クロードはたじろいだようだったが、それでもその美しさも気品も失われない。それに余計腹が立った。
「平民になったらこんな質素なワンピース一つ着られなくなりますのよ! そりゃクロード様なら、ぼろを着てても全裸でも美形なので気にならないでしょうけれど!」
「……いや、全裸はさすがに……」
「クロード様、そこに突っ込まなくていいです今は」
「わたくしが今クロード様の前で堂々とできるのは、高いドレスと化粧品と身分で武装してるからでしてよ! 普通の女性だったら、あなたの横に立つなんて死んだってごめんです! 公爵令嬢で綺麗に着飾っているから、あなたを誘えるんです! お分かり!?」
まくしたてた後も、クロードはしばらく黙っていた。

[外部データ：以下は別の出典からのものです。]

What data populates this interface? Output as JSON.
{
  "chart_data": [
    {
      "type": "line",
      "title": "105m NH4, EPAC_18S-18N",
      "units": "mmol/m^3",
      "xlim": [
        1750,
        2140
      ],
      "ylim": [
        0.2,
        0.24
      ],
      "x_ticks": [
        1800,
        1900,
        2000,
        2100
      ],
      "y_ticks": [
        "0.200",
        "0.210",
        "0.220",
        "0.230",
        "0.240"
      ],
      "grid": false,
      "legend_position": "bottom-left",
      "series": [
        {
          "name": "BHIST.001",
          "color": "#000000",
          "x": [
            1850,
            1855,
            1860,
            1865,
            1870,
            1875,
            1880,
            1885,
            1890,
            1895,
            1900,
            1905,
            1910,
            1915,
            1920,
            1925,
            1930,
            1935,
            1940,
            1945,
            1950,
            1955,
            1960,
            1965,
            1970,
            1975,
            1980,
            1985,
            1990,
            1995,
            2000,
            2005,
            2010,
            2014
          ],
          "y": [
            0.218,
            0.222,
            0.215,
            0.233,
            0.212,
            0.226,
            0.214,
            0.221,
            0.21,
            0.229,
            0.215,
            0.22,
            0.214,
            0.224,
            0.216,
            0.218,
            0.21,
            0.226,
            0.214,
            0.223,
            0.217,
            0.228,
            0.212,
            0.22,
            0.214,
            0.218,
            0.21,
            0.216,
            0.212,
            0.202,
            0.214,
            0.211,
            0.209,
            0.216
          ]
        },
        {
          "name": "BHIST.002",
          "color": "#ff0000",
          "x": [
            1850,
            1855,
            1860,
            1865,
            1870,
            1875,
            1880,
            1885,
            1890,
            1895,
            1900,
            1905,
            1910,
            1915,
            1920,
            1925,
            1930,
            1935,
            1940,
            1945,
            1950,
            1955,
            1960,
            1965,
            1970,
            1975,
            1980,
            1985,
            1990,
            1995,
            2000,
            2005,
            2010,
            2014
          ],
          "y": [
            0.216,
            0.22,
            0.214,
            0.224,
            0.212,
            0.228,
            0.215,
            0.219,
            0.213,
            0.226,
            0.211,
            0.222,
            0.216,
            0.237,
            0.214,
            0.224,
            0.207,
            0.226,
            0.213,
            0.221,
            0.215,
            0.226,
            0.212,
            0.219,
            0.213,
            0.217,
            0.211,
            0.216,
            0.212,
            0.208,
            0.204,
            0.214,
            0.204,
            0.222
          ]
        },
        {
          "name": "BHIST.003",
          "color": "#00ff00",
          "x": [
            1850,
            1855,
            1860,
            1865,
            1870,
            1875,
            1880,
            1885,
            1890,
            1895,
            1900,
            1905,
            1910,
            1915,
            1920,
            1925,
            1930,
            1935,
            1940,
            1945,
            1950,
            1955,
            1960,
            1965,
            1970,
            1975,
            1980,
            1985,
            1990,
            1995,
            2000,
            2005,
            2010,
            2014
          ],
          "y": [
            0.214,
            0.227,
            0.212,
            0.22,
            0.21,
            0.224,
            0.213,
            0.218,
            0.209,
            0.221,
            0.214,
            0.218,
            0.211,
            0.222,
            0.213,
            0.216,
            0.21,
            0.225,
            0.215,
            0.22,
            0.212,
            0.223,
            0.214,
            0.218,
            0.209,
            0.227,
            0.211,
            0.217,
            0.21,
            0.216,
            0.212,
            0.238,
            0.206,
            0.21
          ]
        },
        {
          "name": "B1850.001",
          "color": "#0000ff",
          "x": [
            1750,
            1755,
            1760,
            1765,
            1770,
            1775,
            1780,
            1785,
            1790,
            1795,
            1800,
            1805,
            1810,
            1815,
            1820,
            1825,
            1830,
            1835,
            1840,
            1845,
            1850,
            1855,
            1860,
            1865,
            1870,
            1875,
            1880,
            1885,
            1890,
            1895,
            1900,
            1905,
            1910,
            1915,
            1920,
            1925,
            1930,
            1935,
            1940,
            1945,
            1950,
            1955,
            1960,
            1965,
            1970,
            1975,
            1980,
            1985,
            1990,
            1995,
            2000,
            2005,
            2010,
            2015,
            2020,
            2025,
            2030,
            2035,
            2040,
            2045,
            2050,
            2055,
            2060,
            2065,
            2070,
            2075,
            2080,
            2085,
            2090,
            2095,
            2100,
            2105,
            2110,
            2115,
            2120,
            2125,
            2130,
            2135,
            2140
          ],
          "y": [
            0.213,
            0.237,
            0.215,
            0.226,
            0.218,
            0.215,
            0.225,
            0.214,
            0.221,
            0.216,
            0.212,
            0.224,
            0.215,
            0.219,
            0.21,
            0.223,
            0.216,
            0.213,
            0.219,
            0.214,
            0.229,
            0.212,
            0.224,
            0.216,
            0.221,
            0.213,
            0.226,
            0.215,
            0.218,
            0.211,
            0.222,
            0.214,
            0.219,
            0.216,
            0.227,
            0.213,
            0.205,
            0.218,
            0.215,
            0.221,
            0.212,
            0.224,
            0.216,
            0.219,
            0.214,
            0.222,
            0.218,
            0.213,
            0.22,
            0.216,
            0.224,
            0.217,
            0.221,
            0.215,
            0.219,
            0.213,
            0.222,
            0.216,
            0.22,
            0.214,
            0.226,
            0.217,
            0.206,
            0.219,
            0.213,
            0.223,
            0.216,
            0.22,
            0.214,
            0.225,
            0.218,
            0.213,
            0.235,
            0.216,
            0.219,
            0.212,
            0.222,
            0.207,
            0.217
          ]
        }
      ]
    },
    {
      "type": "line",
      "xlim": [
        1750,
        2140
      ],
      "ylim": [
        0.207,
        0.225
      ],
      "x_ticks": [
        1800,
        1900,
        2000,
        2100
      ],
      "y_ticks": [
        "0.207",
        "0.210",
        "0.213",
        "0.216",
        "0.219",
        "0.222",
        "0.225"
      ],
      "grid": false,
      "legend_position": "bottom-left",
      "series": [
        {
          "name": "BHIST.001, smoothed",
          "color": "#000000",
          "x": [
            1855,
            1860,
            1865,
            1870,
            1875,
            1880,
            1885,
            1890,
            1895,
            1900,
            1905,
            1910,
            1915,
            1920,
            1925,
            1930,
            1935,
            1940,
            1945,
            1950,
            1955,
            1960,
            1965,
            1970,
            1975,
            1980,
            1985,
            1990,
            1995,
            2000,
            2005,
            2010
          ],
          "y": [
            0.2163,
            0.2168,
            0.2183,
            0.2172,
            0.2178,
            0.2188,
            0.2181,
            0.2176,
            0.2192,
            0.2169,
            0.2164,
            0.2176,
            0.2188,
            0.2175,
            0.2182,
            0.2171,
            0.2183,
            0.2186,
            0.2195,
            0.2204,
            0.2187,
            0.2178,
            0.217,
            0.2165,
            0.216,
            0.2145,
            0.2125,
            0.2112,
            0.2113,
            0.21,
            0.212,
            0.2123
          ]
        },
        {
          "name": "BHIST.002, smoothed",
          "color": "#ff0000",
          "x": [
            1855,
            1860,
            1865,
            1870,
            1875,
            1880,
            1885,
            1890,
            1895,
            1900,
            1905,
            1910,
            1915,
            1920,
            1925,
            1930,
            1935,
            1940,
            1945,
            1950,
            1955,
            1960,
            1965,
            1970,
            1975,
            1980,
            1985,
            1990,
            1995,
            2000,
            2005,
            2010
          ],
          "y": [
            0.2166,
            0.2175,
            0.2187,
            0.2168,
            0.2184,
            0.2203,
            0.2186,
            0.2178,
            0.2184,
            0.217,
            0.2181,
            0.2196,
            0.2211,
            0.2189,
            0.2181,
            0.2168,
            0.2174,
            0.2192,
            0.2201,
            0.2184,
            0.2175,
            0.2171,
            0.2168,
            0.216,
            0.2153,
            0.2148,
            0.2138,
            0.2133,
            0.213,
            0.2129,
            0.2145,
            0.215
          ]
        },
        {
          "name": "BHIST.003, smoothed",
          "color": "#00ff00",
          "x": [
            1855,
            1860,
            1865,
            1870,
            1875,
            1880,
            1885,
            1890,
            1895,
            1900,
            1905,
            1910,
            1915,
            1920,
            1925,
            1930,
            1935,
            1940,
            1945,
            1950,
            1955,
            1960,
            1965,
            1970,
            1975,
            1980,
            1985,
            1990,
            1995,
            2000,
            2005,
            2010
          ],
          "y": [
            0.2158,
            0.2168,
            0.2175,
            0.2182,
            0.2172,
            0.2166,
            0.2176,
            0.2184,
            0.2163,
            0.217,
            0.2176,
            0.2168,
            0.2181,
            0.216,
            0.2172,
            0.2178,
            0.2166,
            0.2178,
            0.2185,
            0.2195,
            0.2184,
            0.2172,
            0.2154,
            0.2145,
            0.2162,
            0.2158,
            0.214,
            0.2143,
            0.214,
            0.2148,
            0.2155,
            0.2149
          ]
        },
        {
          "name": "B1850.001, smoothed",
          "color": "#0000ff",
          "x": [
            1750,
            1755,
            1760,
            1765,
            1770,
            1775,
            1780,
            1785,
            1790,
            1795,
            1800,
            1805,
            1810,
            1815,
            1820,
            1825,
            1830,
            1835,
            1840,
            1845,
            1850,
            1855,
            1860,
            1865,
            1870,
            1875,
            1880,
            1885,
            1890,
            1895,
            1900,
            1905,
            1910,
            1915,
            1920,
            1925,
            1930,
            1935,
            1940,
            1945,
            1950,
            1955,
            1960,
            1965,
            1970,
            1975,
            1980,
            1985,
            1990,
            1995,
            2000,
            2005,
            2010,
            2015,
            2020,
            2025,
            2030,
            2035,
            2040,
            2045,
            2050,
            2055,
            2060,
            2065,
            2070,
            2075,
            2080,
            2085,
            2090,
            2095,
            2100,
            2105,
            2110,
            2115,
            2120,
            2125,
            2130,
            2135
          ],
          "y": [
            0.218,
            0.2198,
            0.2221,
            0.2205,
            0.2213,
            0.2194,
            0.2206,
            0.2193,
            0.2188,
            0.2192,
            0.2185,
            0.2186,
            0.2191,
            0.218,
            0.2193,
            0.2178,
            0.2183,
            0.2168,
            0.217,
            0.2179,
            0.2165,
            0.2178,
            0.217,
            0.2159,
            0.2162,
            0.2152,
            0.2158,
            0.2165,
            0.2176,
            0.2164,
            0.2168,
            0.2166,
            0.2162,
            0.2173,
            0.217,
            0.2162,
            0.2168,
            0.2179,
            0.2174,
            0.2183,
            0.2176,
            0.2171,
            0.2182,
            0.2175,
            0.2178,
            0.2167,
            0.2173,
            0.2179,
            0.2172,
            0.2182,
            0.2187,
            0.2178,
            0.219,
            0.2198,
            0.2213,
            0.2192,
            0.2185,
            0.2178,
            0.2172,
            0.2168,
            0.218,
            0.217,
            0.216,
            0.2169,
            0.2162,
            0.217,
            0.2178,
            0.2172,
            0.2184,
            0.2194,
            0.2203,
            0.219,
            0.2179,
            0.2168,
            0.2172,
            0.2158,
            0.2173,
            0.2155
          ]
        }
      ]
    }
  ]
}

肩で息をしながら、アイリーンはにらみ続ける。
「……僕は、約束は守る。君がどんな立場でも」
やっと口を開いたクロードの赤い瞳が、真摯にアイリーンを見つめる。
「それに、君が公爵令嬢でもそうではなくなっても、何も変わらないと思うが」
お約束の言葉だ。世の中はそんなにうまくいかない。
なのに、妙な動悸がした。クロードの眼差しが痛い。
「ですよねぇ。むしろ全裸とかおいし――べるべびゅーほはん、はひふるんへふか」
「王がお前に殺意を向けられた。よく分からないが、王の希望だ。死ね」
「口を塞ぐだけでいい、ベル。……では僕は失礼する」
「ちょっと待ってください。結局、クロード様はどうして機嫌が悪かったんですの」
そこが解決していない。なのに、クロードはふっと唇を綻ばせた。
「さあ? 僕もよく分からない」
「なんっ……」
言い返そうとしたらクロードの姿が消えた。同時に、白亜の王座も消えてなくなる。
「なん、ですの……一体……」
「いやいや、いいんじゃないですか。機嫌直ったみたいですよ、クロード様」
そう言ってキースが空を指さす。そこには雨空ではない、晴天が戻っていた。